Дневник. 1918-1924
Шрифт:
Снова иду в Художественный театр, на этот раз с Марией Андреевной Ведринской — актрисой. «Царевич Алексей» у них никак не Алексей. Его сыграла Елена Петровна Карякина. Барабанов Н.С. в очках едет в Америку. Здесь же Лужский, Качалов с сыном, Леонидов. Оживленная беседа о претензиях поляков, поведении Грабаря и о деятельности БДТ.
Вечером Б. В. Кулешов. Его прямо «обновил» театр, а он — освещение сцены.
Чудесный, ясный и свежий день, густая зелень листвы. В 11 часов в особняке Морозова. Умиляют «Зимнее утро» Сислея, бульвары Моне. В Сезанне же разочарование. Се ля ви. Ужас от М.Дени. Сплошное поучение Грабаря наконец надоедает. Хранительница вынесла картину Моро, и «влюбленные в “Соборы”» К.Моне встрепенулись от восторга. Но многие вещи нам не показали, они таятся в запасниках. Огорчены бесполезно затраченным временем. Сказалась незрелость вкуса в музейной среде. И как всегда в таких случаях выплыл секрет Полишинеля: в Румянцевском музее инкогнито реставрирует какие-то картины поляк.
Из самовольно захваченных вещей из Академии художеств выставлены в Румянцевском музее 24 июня 1922 года, в комнате перед библиотекой, следующие (названия картин произвольные, не совпадают с каталожными):
Ф.Гварди. Венеция.
К.Коро. Оба пейзажа,
Н.Диаз. Цыгане, кроме того, четыре небольших и два больших этюда. Девочка XVII века, Турчанки, Восход солнца, Луис с собакой.
А.Гийомен. Просека в лесу.
Ш.Шаплен. Ожидание, кроме того, очень хороший портрет дамы.
Э.Мейсонье (оба). В закупочной. Коваль у столба.
А…екан. Автопортрет. Битый заяц и петух. Монах. Турки (не его). Нищие (не его).
Ш.Добиньи. Дома на берегу Сены, кроме — того, один средний и один маленький эскизы.

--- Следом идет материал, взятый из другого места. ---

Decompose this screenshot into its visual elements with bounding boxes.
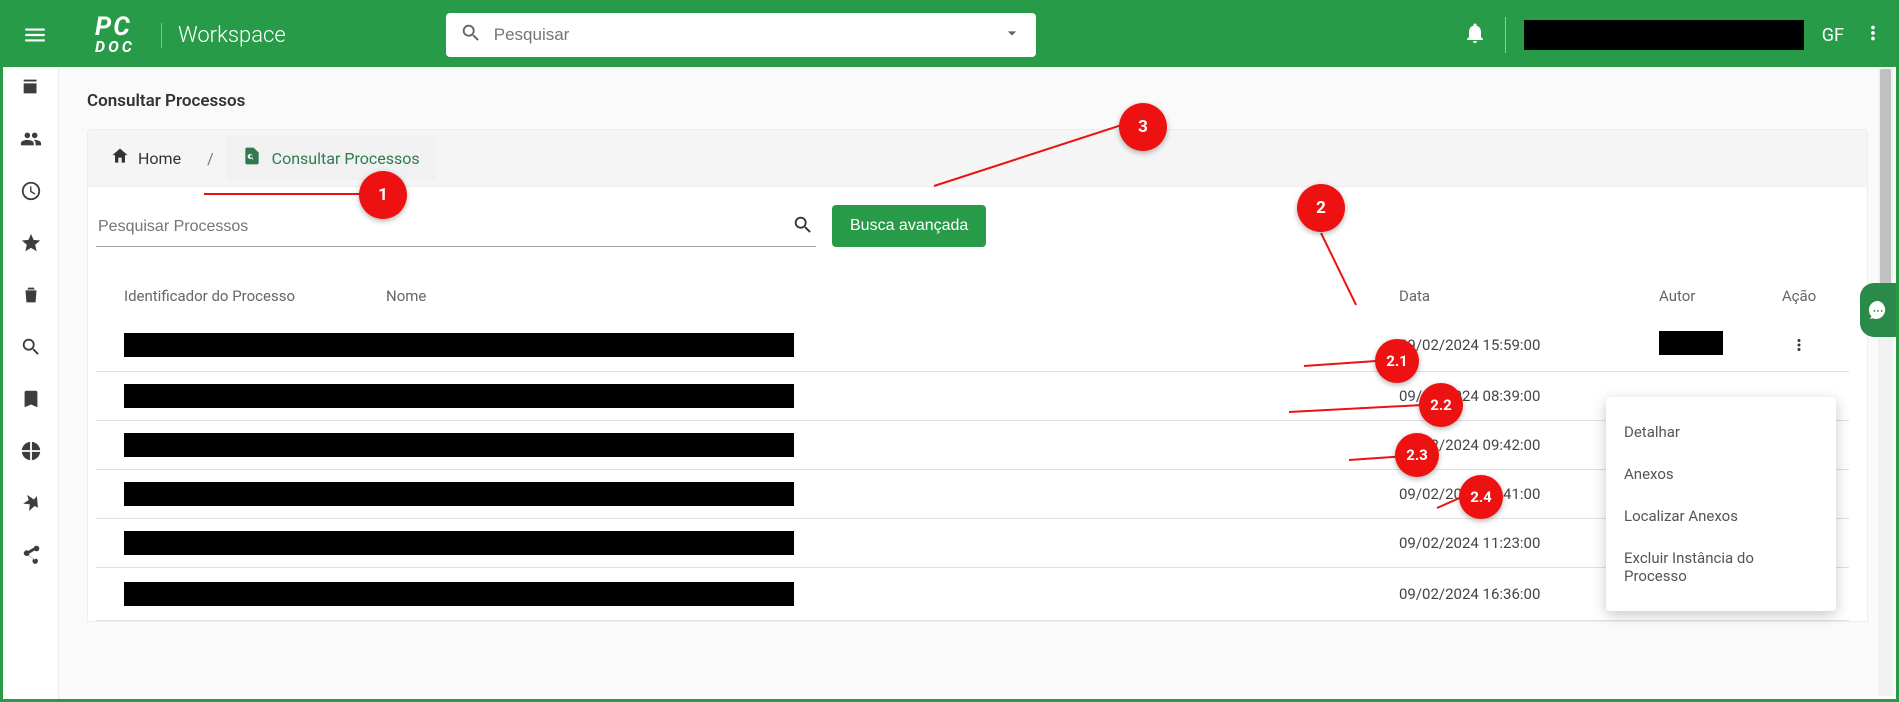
annotation-marker-3: 3: [1119, 103, 1167, 151]
table-row: 09/02/2024 16:36:00 Jonatas: [96, 568, 1849, 621]
global-search[interactable]: [446, 13, 1036, 57]
row-kebab-icon[interactable]: [1785, 331, 1813, 359]
vertical-scrollbar[interactable]: [1878, 67, 1893, 696]
annotation-marker-2: 2: [1297, 184, 1345, 232]
menu-excluir[interactable]: Excluir Instância do Processo: [1606, 537, 1836, 597]
annotation-marker-2-3: 2.3: [1395, 433, 1439, 477]
row-actions-menu: Detalhar Anexos Localizar Anexos Excluir…: [1606, 397, 1836, 611]
process-table: Identificador do Processo Nome Data Auto…: [96, 273, 1849, 621]
th-data: Data: [1399, 287, 1659, 305]
sidebar-item-favorites[interactable]: [19, 231, 43, 255]
content-card: Busca avançada Identificador do Processo…: [87, 187, 1868, 622]
th-nome: Nome: [386, 287, 1399, 305]
annotation-marker-2-4: 2.4: [1459, 475, 1503, 519]
breadcrumb-separator: /: [207, 149, 214, 168]
cell-id-redacted: [106, 333, 386, 357]
annotation-marker-1: 1: [359, 171, 407, 219]
cell-data: 09/02/2024 15:59:00: [1399, 336, 1659, 354]
global-search-input[interactable]: [494, 25, 1002, 45]
breadcrumb-current[interactable]: Consultar Processos: [226, 136, 436, 180]
sidebar-item-people[interactable]: [19, 127, 43, 151]
app-header: PCDOC Workspace GF: [3, 3, 1896, 67]
app-logo: PCDOC Workspace: [95, 16, 286, 54]
advanced-search-button[interactable]: Busca avançada: [832, 205, 986, 247]
hamburger-menu[interactable]: [15, 15, 55, 55]
header-right: GF: [1463, 17, 1884, 53]
page-title: Consultar Processos: [87, 91, 1868, 111]
user-initials[interactable]: GF: [1822, 25, 1844, 46]
breadcrumb-current-label: Consultar Processos: [272, 149, 420, 168]
table-header: Identificador do Processo Nome Data Auto…: [96, 273, 1849, 319]
table-row: 09/02/2024 11:23:00: [96, 519, 1849, 568]
cell-id-redacted: [106, 482, 386, 506]
annotation-marker-2-1: 2.1: [1375, 339, 1419, 383]
process-search-input[interactable]: [98, 218, 792, 236]
sidebar-item-share[interactable]: [19, 543, 43, 567]
menu-localizar-anexos[interactable]: Localizar Anexos: [1606, 495, 1836, 537]
cell-acao: [1759, 331, 1839, 359]
search-row: Busca avançada: [96, 205, 1849, 247]
th-id: Identificador do Processo: [106, 287, 386, 305]
home-icon: [110, 146, 130, 170]
sidebar-item-search[interactable]: [19, 335, 43, 359]
breadcrumb-home[interactable]: Home: [96, 136, 195, 180]
table-row: 09/02/2024 09:42:00: [96, 421, 1849, 470]
annotation-arrow: [204, 193, 364, 195]
sidebar: [3, 67, 59, 699]
sidebar-item-trash[interactable]: [19, 283, 43, 307]
header-kebab-icon[interactable]: [1862, 22, 1884, 48]
search-icon: [460, 22, 482, 48]
th-acao: Ação: [1759, 287, 1839, 305]
cell-id-redacted: [106, 384, 386, 408]
annotation-marker-2-2: 2.2: [1419, 383, 1463, 427]
cell-id-redacted: [106, 433, 386, 457]
notifications-icon[interactable]: [1463, 21, 1487, 49]
menu-detalhar[interactable]: Detalhar: [1606, 411, 1836, 453]
breadcrumb-home-label: Home: [138, 149, 181, 168]
breadcrumb: Home / Consultar Processos: [87, 129, 1868, 187]
search-doc-icon: [242, 146, 262, 170]
logo-text: PCDOC: [95, 16, 135, 54]
table-row: 09/02/2024 08:39:00: [96, 372, 1849, 421]
search-icon[interactable]: [792, 214, 814, 240]
sidebar-item-bookmark[interactable]: [19, 387, 43, 411]
sidebar-item-history[interactable]: [19, 179, 43, 203]
process-search-field[interactable]: [96, 210, 816, 247]
sidebar-item-reports[interactable]: [19, 439, 43, 463]
help-tab[interactable]: [1860, 283, 1896, 337]
user-name-redacted: [1524, 20, 1804, 50]
main-content: Consultar Processos Home / Consultar Pro…: [59, 67, 1896, 699]
cell-id-redacted: [106, 531, 386, 555]
sidebar-item-send[interactable]: [19, 491, 43, 515]
sidebar-item-docs[interactable]: [19, 75, 43, 99]
table-row: 09/02/2024 15:59:00: [96, 319, 1849, 372]
menu-anexos[interactable]: Anexos: [1606, 453, 1836, 495]
table-row: 09/02/2024 10:41:00: [96, 470, 1849, 519]
cell-id-redacted: [106, 582, 386, 606]
workspace-label: Workspace: [161, 23, 286, 48]
cell-autor: [1659, 331, 1759, 359]
search-dropdown-icon[interactable]: [1002, 23, 1022, 47]
th-autor: Autor: [1659, 287, 1759, 305]
divider: [1505, 17, 1506, 53]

К.Тройон. Грозовой сюжет с утесом и скотом.
Т.Руссо. Хижина. Вид в Барбизоне.
Г. Робер. Рыбалка.
Э.Делакруа. На берегу Тибра.
Ж.Дюпре. Дубы у дороги.
Ш.Жак. Овчарня.
Ж.Жером. Дуэль.
Эж. Фромантен. Ожидание переправы через Нил.
Ор. Верне. Турок с лошадью. Лошади в лесу.
Э.Изабе. В церкви.
Ж.Милле. Собирательницы хвороста.
Г.Курбе. Море.
А.Гильомен. Дворец в Агре.
Т.Фрер. Пейзаж.
Н.Ланкре. Галантный урок скупой даме.
Ж.Моннуайе. Дама с саком.
И.Бекелар. Страсти Христовы.
Из русских художников мельком увидел П.Федотова, В.Худякова 1837 г., В.Штеренберга «Спорщики», Геймера «Художник под зонтом».
Это нужно:
1. За Левинсоном: получить точный перечень гравюр и рисунков зарубежных мастеров из польских собраний.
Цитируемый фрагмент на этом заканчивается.